Saya tidak sengaja melihat halaman di facebook tentang seseorang yang mengaku sebagai rasul beberapa tahun terakhir. yang menjadi pertanyaan saya:
- menurut dia nabi Muhammad adalah penutup para nabi alias nabi terakhir, tapi bukan penutup para rasul, jadi masih ada kemungkinan rasul akan muncul lagi setelah nabi Muhammad saw. karena tidak semua rasul adalah nabi. dan dia mengaku tidak membawa ajaran baru, hanya meluruskan ajaran Quran. apa benar penutup rasul tidak ada?
- menurut dia di dalam Quran salat itu cuma ada tiga, yaitu fajar, wusta, dan isya. dan gerakannya pun cuma tiga, yaitu berdiri, berlutut (bukan rukuk atau membungkuk), dan sujud. dan pengucapan allahu akbar salah, yang benar adalah al kabir karena akbar artinya lebih besar, bukan maha besar. apa benar demikian?

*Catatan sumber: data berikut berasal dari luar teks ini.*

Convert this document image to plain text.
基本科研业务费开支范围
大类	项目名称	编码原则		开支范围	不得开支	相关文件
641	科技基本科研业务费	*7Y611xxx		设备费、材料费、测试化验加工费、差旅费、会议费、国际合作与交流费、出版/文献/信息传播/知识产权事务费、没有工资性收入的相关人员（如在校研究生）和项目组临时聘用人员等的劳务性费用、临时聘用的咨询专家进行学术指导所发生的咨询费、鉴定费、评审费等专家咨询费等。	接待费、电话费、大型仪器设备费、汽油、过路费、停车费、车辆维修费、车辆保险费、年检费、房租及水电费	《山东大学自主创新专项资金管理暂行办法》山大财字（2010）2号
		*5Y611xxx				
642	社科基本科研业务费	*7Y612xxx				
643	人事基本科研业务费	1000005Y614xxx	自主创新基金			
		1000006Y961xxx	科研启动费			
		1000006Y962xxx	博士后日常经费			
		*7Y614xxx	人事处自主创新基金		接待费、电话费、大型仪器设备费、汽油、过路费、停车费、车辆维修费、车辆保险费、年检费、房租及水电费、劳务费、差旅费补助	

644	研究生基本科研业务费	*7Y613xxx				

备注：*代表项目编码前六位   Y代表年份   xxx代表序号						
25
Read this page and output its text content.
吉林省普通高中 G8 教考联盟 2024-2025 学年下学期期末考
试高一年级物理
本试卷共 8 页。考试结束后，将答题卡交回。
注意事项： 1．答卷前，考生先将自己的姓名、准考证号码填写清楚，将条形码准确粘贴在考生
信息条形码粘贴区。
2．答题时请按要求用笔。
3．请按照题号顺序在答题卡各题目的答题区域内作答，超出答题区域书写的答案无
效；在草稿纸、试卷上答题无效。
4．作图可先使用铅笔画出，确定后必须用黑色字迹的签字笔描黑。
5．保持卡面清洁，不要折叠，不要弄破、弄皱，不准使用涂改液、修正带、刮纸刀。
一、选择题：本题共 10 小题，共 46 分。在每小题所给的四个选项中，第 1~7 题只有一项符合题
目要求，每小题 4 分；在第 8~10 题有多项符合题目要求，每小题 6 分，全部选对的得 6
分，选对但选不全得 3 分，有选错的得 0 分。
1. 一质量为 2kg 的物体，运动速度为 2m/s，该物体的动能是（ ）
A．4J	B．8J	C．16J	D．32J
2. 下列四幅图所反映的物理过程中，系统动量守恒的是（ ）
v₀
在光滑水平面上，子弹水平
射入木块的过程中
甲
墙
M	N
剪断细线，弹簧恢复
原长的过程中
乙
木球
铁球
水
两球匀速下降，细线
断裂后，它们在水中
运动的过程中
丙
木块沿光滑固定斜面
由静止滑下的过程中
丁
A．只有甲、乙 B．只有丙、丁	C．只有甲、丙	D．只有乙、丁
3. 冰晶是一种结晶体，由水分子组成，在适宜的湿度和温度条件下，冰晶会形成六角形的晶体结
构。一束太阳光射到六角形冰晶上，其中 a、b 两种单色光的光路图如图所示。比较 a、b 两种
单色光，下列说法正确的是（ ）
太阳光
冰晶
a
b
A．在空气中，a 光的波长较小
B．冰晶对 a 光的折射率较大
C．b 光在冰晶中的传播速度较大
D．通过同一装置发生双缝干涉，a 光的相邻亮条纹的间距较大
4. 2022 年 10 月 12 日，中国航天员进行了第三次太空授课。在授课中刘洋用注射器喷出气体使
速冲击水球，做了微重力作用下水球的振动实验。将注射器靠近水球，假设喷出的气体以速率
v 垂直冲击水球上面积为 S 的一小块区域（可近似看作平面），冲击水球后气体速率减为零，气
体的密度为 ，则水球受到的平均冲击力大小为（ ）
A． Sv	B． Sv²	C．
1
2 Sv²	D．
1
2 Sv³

sebenarnya masih banyak yang ingin saya tanyakan tapi segitu aja dulu takut kebanyakan.
Terima kasih ustadz.
wassalamu ‘alaikum
Waalaikumussalam Wr Wb
Saudara Aziz yang dimuliakan Allah swt
Semoga Allah swt senantiasa menjaga umat ini dari finah para pendusta yang mengaku dirinya seorang Nabi setelah datangnya penutup para Nabi dan Rasul, Muhammad shallallahu ‘alaihi wa sallam.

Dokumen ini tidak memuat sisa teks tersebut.